Why almost nothing you see in the IKEA catalogue is real
Photographing hundreds of rooms full of thousands of different products for an IKEA catalogue is a hugely complicated and expensive business - which is why the company has found a better way: almost none of the houses, rooms or furniture in the photographs actually exist.
Published 29/08/2014 | 16:08
When you flick through the IKEA catalogue every turn of the page brings another charmingly colourful, lived-in family room packed with cleverly designed Swedish furniture.
It’s as if the company sends photographers to swoop in and snap ideal family homes just as the owners round-up the children and hop in the family Volvo for a day out.
But not only are those rooms not part of real homes, they’re not even real photographs. Almost all of the images in the IKEA catalogue are now generated from scratch by artists at a computer, rendered from meticulously created wireframe models of real furniture and littered with digital depictions of the detritus of wholesome family life: bowls of fruit, children’s’ drawings, shelves of books.
This brings a range of advantages. Sometimes the products are not yet in production, so photographing them would require prototypes to be made and shipped to the photo shoot. Houses need to be found as locations, lighting carefully tweaked, accessories scattered in just the right way. When you need hundreds of such images, the costs can become huge.
Martin Enthed, the IT Manager for the in-house communication agency of IKEA, said: “The most expensive and complicated things we have to create and shoot are kitchens. From both an environmental and time point of view, we don’t want to have to ship in all those white-goods from everywhere, shoot them and then ship them all back again. And unfortunately, kitchens are one of those rooms that differ very much depending on where you are in the world. A kitchen in the US will look very different to a kitchen in Japan, for example, or in Germany. So you need lots of different layouts in order to localise the kitchen area in brochures."
Alternatively, CGI can be tweaked easily if changes are needed and models of furniture can be dropped in front of any conceivable background.
Initially the company had only intended to use CGI for simple product shots on white backgrounds, such were the limitations of the technology and its own expertise. But since then its use has ballooned.

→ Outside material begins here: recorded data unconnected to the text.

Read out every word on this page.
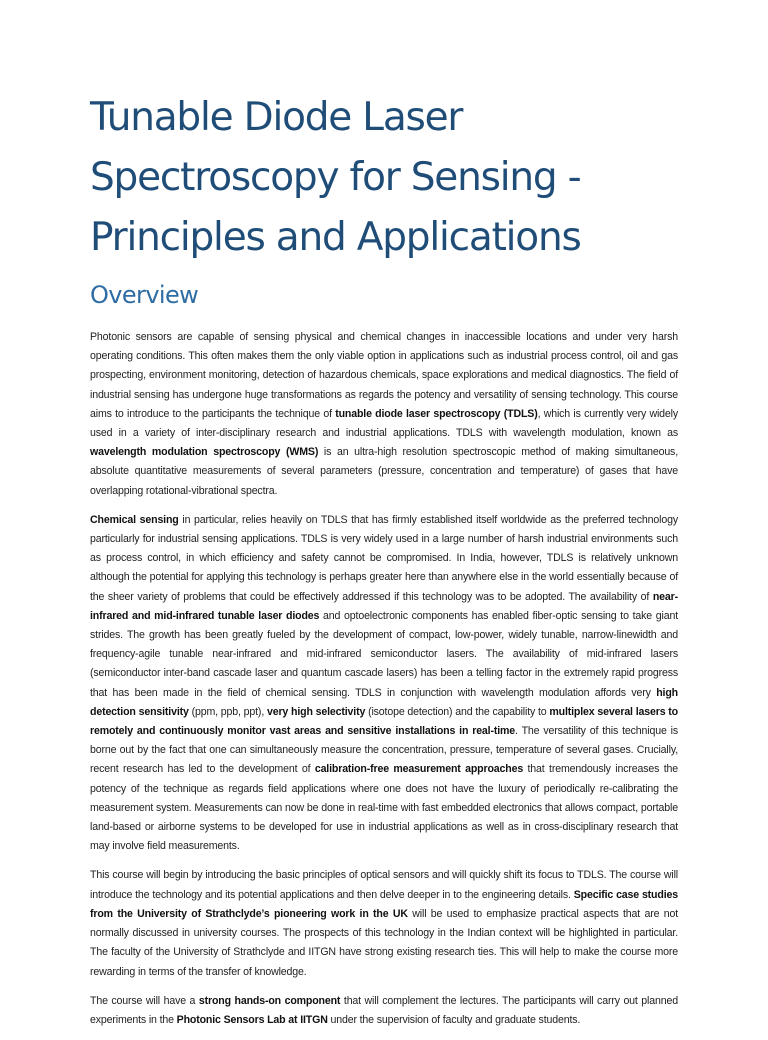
Tunable Diode Laser Spectroscopy for Sensing - Principles and Applications
Overview

Photonic sensors are capable of sensing physical and chemical changes in inaccessible locations and under very harsh operating conditions. This often makes them the only viable option in applications such as industrial process control, oil and gas prospecting, environment monitoring, detection of hazardous chemicals, space explorations and medical diagnostics. The field of industrial sensing has undergone huge transformations as regards the potency and versatility of sensing technology. This course aims to introduce to the participants the technique of tunable diode laser spectroscopy (TDLS), which is currently very widely used in a variety of inter-disciplinary research and industrial applications. TDLS with wavelength modulation, known as wavelength modulation spectroscopy (WMS) is an ultra-high resolution spectroscopic method of making simultaneous, absolute quantitative measurements of several parameters (pressure, concentration and temperature) of gases that have overlapping rotational-vibrational spectra.

Chemical sensing in particular, relies heavily on TDLS that has firmly established itself worldwide as the preferred technology particularly for industrial sensing applications. TDLS is very widely used in a large number of harsh industrial environments such as process control, in which efficiency and safety cannot be compromised. In India, however, TDLS is relatively unknown although the potential for applying this technology is perhaps greater here than anywhere else in the world essentially because of the sheer variety of problems that could be effectively addressed if this technology was to be adopted. The availability of near-infrared and mid-infrared tunable laser diodes and optoelectronic components has enabled fiber-optic sensing to take giant strides. The growth has been greatly fueled by the development of compact, low-power, widely tunable, narrow-linewidth and frequency-agile tunable near-infrared and mid-infrared semiconductor lasers. The availability of mid-infrared lasers (semiconductor inter-band cascade laser and quantum cascade lasers) has been a telling factor in the extremely rapid progress that has been made in the field of chemical sensing. TDLS in conjunction with wavelength modulation affords very high detection sensitivity (ppm, ppb, ppt), very high selectivity (isotope detection) and the capability to multiplex several lasers to remotely and continuously monitor vast areas and sensitive installations in real-time. The versatility of this technique is borne out by the fact that one can simultaneously measure the concentration, pressure, temperature of several gases. Crucially, recent research has led to the development of calibration-free measurement approaches that tremendously increases the potency of the technique as regards field applications where one does not have the luxury of periodically re-calibrating the measurement system. Measurements can now be done in real-time with fast embedded electronics that allows compact, portable land-based or airborne systems to be developed for use in industrial applications as well as in cross-disciplinary research that may involve field measurements.

This course will begin by introducing the basic principles of optical sensors and will quickly shift its focus to TDLS. The course will introduce the technology and its potential applications and then delve deeper in to the engineering details. Specific case studies from the University of Strathclyde’s pioneering work in the UK will be used to emphasize practical aspects that are not normally discussed in university courses. The prospects of this technology in the Indian context will be highlighted in particular. The faculty of the University of Strathclyde and IITGN have strong existing research ties. This will help to make the course more rewarding in terms of the transfer of knowledge.

The course will have a strong hands-on component that will complement the lectures. The participants will carry out planned experiments in the Photonic Sensors Lab at IITGN under the supervision of faculty and graduate students.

Enthed told The CGSociety that it all started with a single chair in a catalogue released in 2006, the Bertil. The results were good so staff continued developing product shots for new pieces.
But in 2010 the company used its first full room image in a catalogue, complete with artificial architecture, decorations and objects. Not a single part of the image was "real". The catalogue after that had four or five fully-CGI room scenes. Today, three quarters of all images in the catalogue are generated by computer.
Enthed told the website: “We understand how important the knowledge of home furnishing is. How homes look, how homes feel, and so on. The experienced photographers at IKEA have been working with the interior designers on re-creating this feel for fifteen to twenty years, some of them.
“We needed to translate that knowledge over to the 3D artists who were tech-savvy but in some cases coming directly from school. We needed them to understand the kind of feel we wanted the images to convey. It was very hard at the beginning.”
To solve the problem the company trained all its photographers as 3D artists, and vice versa. Many stayed in their new roles, but it also gave everyone in the business an understanding of how images were created – either photographically or by computer. Now the company doesn’t differentiate between the two, it just splits them into “good” and “bad” images when judging what to use in catalogues or other publications.
The company now has such expertise in CGI that it has developed its own tools, such as a feature that allows an object such as a bowl of fruit to be dropped into a digital scene and settle realistically on a surface such as a table automatically. The code has now been adopted by the makers of the modelling software IKEA uses, 3DSMax, and will be part of the 2015 version of the software used by artists around the world.
IKEA has built up a library of around 25,000 models, including its own products and generic objects used to fill rooms, which makes the creation of new images much faster than in the early days.
Rendering the images is massively demanding on computer resources, so IKEA have a system where computers are automatically recruited to work on images when their user is away from their desk or out of the office.